A small fee may be charged to cover food for everyone, but models will be supplied. If anyone's interested, I'll post the link to the thread on the Flickr group when everything is confirmed.


----------



## GFreg

Sounds cool.  This may be be a silly question but since it is a Strobist meetup does that mean attendees would be expected to own flash units and understand a lot about lighting?  I just got my hands on my parents old SB-15 and I know nothing about lighting yet.  Looking forward to seeing more definite dates.


----------



## GFreg

Ok I haven't met any local TPF members yet but I just thought I would let you know about an exhibit in the National Gallery of Art.

National Gallery of Art - In the Darkroom: Photographic Processes

I am planning on going next weekend.  Send me a PM if you are interested in checking it out.


----------



## Village Idiot

The DC/Baltimore/Strobist group is having a meetup at Patapsco state park on Saturday, April 17th. 

If anyone is interested in attending and learning about light, then check out the thread here:
Flickr: Discussing Meetup: Patapsco State Park 4/17 9:30AM in DC/Baltimore/NoVa Strobist


----------



## Village Idiot

Tentative:

*National Zoo TFP Meet:*
Welcome to the National Zoo| FONZ website - National Zoo| FONZ

Meet outside of the Zoo @ 10:00AM on Saturday, July 10th. Spend part of the day photographing Animals at the Zoo then those who want to can walk down towards the Adams Morgan Metro station to grab some food.

If anyone is interested in attending this, post up and I'll add you to the list. So far this event is tentative based on weather and such.

*Attending*
Village Idiot - Will
rocdoc
GFreg - Greg


----------



## TATTRAT

Going to have to sse what my schedule is, but sounds like a plan.


----------



## rocdoc

I'd definitely like to go. Thanks for putting it together.


----------



## Village Idiot

And if you'd like to include a first name for the list, feel free.


----------



## blash

God I'd love to go but I'm out of the country on Study Abroad starting this Sunday for a year... shooting at the Zoo is a lot of fun though, enjoy


----------



## GFreg

Right now my schedule looks clear.  I would like to be there.

-Greg


----------



## Village Idiot

May have to push this back. It's supposed to storm on Saturday and I'm trying to save for a vacation the weekend after.
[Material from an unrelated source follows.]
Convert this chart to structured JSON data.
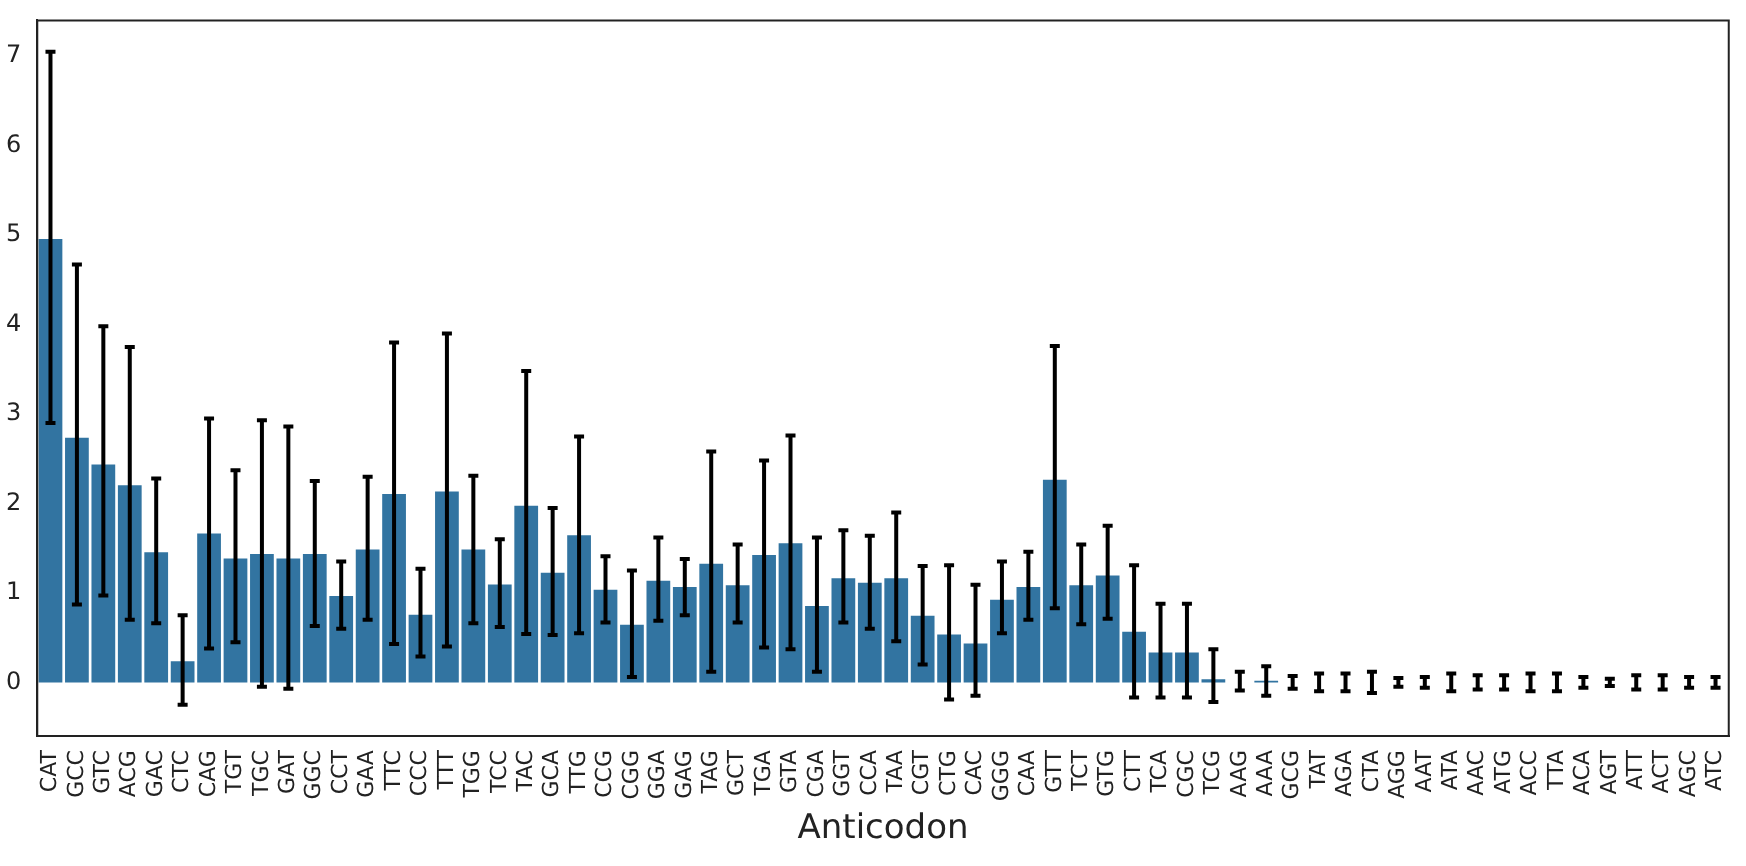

If you guys want to wait until it's a little cooler out, we can try that.


----------



## GFreg

Yeah, that is ok with me.  I am not a huge fan of hot weather and if it is going to storm then there is not really any point.  Would hate to get down there and get rained out.


----------



## ac921ol

anyone shooting this winter?? any plans. just got in to photography and trying to figure it out some.


----------



## Dominantly

I'm in Arlington, VA... should have come on here earlier to see if anyone had any location ideas


----------